When the evidence presented by both the Government and the accused is considered collectively, it compels a finding of guilt. The time and space factors merge perfectly. Three soldiers, one of them being the accused, are together at a service club. At a time consistent with other circumstances, they leave and two of them arrive at the narcotics den together. The third follows in short order. The three are ordered by the investigators to remain together as a group until searched. Two of them admit their presence and concede they were searched. The presence of the third person is so definitely established by accused’s witnesses that any reasonable doubt about his being in the den is absent. The accused is positively identified as that third person, and the various means of identification are supplied by both himself and the Government. The entire record so bespeaks guilt that anyone familiar with it would be forced to conclude the court-martial members had no alternative other than to find the accused guilty without considering any and all evidence which he asserts was improperly admitted by the law officer.

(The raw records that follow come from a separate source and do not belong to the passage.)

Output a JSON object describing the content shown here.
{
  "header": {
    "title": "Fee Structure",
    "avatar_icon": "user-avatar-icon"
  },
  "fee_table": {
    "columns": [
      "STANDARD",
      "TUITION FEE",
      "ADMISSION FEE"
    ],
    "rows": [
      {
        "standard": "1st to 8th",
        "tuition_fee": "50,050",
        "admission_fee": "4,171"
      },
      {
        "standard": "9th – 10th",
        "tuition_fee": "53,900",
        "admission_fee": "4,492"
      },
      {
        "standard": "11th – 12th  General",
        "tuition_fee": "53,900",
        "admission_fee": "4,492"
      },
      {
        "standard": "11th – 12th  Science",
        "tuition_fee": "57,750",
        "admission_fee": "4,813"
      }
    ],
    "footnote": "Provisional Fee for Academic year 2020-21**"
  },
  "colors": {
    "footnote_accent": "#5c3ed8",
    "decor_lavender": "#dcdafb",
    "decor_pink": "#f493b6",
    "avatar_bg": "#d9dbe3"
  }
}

As we have announced in previous cases, if the admission of the incompetent evidence could have had any measurable impact on the finding of guilt or innocence, then we grant a rehearing. In this instance, the possibility of any prejudice, if it be conceded arguendo,, is so remote that a retrial is not considered necessary.
For the foregoing reasons, the decision of the board of review is affirmed.
Chief Judge Quinn concurs. Judge- BROSMAN concurs in the result.